As prep work for this I also did the following on the Synology:
- Set up a dedicated Docker user with limited permissions to the rest of the NAS. The user has some permissions around networking and the
/volume1/docker
folder, but beyond that can't do much. - Set up a dedicated Docker network for all the containers running on the NAS.
- Set up HyperBackup for the Docker File station volume.
Monitoring my linux and macOS systems
With Prometheus And Grafana now chugging along on the NAS, I turned to my 2 Ubuntu servers and my 2 Mac systems. I installed Node Exporter on all the systems and then updated the prometheus.yml
file on the NAS to include the new hosts.
- job_name: 'ubuntu-systems'
scrape_interval: 10s
static_configs:
- targets: ['192.168.86.56:9100', '192.168.86.60:9100']
- job_name: 'macos-systems'
scrape_interval: 10s
static_configs:
- targets: ['192.168.86.24:9100', '192.168.86.40:9100']
You may need to restart the Prometheus container on the NAS to pick up the updated config file.
I am building a few rudimentary dashboards to get the query syntax down, but to get a more comprehensive view of the hosts while I up my skills, I also imported the Node Exporter Full dashboard.

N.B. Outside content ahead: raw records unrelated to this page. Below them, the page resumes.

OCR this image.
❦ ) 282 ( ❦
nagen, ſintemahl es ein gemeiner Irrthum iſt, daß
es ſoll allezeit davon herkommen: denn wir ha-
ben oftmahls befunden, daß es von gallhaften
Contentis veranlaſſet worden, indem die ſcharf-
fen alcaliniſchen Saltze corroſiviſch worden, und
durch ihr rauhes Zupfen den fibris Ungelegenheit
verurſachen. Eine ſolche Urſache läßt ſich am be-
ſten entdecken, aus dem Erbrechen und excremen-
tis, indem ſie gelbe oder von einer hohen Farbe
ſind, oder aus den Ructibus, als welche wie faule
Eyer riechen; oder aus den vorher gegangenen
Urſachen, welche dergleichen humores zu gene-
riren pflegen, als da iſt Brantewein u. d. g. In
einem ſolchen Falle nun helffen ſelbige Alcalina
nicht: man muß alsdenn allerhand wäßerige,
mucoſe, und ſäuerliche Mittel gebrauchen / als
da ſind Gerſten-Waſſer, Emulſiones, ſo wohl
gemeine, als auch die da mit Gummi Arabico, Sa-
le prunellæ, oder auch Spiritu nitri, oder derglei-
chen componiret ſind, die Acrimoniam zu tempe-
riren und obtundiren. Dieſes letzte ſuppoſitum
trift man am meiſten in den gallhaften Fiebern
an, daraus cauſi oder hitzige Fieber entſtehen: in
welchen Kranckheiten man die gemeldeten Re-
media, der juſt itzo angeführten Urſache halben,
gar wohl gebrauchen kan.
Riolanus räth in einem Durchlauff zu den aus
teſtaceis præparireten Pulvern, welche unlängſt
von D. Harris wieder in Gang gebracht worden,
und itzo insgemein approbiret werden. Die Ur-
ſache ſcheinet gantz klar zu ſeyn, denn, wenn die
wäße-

Monitoring homelab services
I settled on Uptime Kuma as my status and service tracker. It is configured to monitor the status of the docker containers on the NAS and 2 ubuntu servers as well as local services like Jellyfin, postgres, and some of my external sites. I set up alerting for some of the services using Discord webhooks and can now respond a lot quicker when something is amiss.
Next steps
- Grafana also supports Discord webhooks as an alerting mechanism but I want to spend some time trying to determine which metrics make sense to alert on and customizing the alert message template to allow for interaction.
- Install and configure
rsnapshot
on the Ubuntu servers to backup to the NAS daily and weekly with a 6 month retention scheme.